Rozmowa choć nader przyzwoita, nacechowana była jednak pewną swobodą męzką, nieustannie rumieńce wywołującą na twarz Dobka, który w końcu unikając i słuchania jej, i mieszania się do niej, a znalazłszy kilka dzieł o podróżach ze sztychami na stoliku, udawał niezmiernie ciekawego. Ranek ten nauczył go, że w towarzystwie zmieszanem, złożonem z mężczyzn i kobiet, daleko było znośniej; przeciwnie z samymi mężczyznami wytrwać nierównie trudniej. Georges jednak ilekroć widział miłego towarzysza zakłopotanym, przychodził mu w pomoc, a nawet zmieniać się starał tok rozmowy. W ogóle nie była ona nauczającą. Z płochością wielką prawił Francuz, a nawet Mourion, o różnych awanturkach i intryżkach miłosnych, już to na dworze hetmańskim, już w Warszawie głośnych… To coby powinno było oburzać, wzbudzało tylko żarty i szyderstwa. Dobek zdawał się tonem przerażony, jakby na inny świat się dostał..

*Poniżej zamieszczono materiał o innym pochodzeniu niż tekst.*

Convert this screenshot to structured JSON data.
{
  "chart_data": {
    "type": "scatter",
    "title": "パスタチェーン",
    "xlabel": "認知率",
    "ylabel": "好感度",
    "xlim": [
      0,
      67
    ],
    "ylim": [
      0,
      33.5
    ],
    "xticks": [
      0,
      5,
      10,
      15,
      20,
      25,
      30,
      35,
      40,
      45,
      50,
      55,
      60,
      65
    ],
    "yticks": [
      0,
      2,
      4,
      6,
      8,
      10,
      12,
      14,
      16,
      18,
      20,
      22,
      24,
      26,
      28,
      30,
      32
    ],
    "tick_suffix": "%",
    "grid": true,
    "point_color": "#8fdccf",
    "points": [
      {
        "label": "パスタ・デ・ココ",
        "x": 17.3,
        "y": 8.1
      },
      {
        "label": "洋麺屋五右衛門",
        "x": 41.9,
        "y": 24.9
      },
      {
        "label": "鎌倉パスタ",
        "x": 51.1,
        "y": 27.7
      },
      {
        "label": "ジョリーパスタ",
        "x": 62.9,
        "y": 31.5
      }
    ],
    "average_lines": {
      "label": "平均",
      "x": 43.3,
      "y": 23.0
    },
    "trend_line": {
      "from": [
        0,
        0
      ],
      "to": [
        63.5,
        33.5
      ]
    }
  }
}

Szczęściem kawaler, który potrafił to poznać, rozmowę skierował na sztukę, muzykę, na przedmioty mniej drażliwe. Dobek w ogóle był milczący; dopiero gdy po przesunięciu się tych wszystkich gości zostali sami, nieco się ożywił.
Georges zapytał go – czy mu ta paplanina przykrości nie zrobiła? gdyż uważał po nim pewne zakłopotanie.
– Rzeczywiście, rzekł Wawrek, byłem wychowany w domu poważnym, surowym, z troskliwością wielką, aby mi się płochy wyraz nie obił nawet o uszy – możecie miarkować jak teraz razi mnie każda śmielsza mowa.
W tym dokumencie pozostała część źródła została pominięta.